One of the themes readers will see within my writings is the integration of a professional business perspective with human service perspectives. What I consider to be the single most important teaching I received during my MBA training is a model for how to engage in strategic planning and strategic management.
Here in The Strategic Change Compass Part 3 of 3, I’m going to demonstrate how to take a change model, in this case one that isn’t from the field of psychology, and create a new level of the Bear Clan Meta-Compass.
If you’re blending in some perspective that’s not a complete change-model, then you can think about where it might fit in the Archetype Compass – The Chief, The Artist, The Scout, The Warrior. To some extent, that level of the Meta-Compass serves as a catch-all for a variety of concepts that make up the character of each archetype.

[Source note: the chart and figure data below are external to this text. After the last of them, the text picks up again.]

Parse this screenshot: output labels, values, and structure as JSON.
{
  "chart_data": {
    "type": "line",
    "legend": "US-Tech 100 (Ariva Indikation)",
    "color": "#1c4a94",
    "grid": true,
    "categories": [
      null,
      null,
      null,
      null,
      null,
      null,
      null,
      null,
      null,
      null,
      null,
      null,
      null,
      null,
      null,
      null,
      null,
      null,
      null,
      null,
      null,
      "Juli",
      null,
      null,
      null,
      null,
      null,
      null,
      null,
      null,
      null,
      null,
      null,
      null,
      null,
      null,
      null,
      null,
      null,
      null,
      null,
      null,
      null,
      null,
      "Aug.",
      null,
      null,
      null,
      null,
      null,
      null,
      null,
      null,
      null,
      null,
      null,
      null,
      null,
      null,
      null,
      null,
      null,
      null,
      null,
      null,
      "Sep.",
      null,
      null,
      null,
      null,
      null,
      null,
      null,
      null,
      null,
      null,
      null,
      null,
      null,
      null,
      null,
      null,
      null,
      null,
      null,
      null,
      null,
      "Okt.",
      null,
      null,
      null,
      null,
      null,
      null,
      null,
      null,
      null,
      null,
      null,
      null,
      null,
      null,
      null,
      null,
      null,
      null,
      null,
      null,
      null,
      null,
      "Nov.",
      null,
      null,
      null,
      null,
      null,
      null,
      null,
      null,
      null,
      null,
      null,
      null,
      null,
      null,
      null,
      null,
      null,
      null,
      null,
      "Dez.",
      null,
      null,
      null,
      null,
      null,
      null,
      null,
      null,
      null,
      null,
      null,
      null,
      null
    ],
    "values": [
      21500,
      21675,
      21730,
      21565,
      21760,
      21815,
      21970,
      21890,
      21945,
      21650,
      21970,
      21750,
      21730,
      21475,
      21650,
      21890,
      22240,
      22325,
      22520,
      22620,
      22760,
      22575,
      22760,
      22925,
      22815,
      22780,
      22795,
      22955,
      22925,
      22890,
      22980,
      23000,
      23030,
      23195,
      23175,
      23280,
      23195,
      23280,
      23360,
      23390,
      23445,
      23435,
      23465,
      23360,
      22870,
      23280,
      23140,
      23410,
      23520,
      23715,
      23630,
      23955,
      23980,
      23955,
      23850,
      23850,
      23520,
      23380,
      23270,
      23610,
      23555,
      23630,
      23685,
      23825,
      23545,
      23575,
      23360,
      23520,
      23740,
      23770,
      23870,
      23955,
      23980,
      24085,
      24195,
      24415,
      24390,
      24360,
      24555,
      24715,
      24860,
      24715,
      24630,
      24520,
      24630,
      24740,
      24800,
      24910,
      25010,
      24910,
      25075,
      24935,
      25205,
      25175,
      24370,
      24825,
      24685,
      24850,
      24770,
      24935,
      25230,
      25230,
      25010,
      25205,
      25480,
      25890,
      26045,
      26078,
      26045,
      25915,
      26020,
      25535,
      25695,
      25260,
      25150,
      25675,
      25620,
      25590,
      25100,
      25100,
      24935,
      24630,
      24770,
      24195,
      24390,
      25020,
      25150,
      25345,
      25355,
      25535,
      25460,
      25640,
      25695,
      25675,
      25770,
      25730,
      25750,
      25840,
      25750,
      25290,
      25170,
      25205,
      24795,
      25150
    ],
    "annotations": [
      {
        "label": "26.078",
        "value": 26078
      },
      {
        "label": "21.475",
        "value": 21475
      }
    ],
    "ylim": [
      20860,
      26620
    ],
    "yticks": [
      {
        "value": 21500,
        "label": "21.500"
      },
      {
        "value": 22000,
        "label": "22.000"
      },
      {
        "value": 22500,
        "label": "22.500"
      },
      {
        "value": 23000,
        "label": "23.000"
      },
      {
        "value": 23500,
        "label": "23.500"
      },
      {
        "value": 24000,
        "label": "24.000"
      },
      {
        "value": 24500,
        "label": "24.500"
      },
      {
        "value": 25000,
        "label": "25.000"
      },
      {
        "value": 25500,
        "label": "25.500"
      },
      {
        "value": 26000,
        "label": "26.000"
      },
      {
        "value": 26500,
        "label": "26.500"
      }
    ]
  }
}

In Part 2 of The Strategic Change Compass, I introduced an 8-Step model for strategic planning and management:
(1) Clarify Principles (2) Create Shared Vision (3) Analysis (4) The Plan (5) Implementation (6) Reality Testing (7) Feedback and (8) Modification of The Plan.
To create a new compass level on the Meta-Compass it’s necessary to understand the qualities associated with each of the cardinal compass directions, and then assign the various stages to the appropriate direction. Movement within a compass level typically starts in either the North or the East and moves clockwise around the compass.
The North – Clarify Principles:
The North in Bear Clan is the realm of values and beliefs. It includes a person’s (or an organization’s) executive functions and skills. These include planning, organizing, time management, working memory, and meta-cognition. Those abilities allow for response inhibition, self-regulation of affect, task initiation, flexibility, and goal-directed persistence.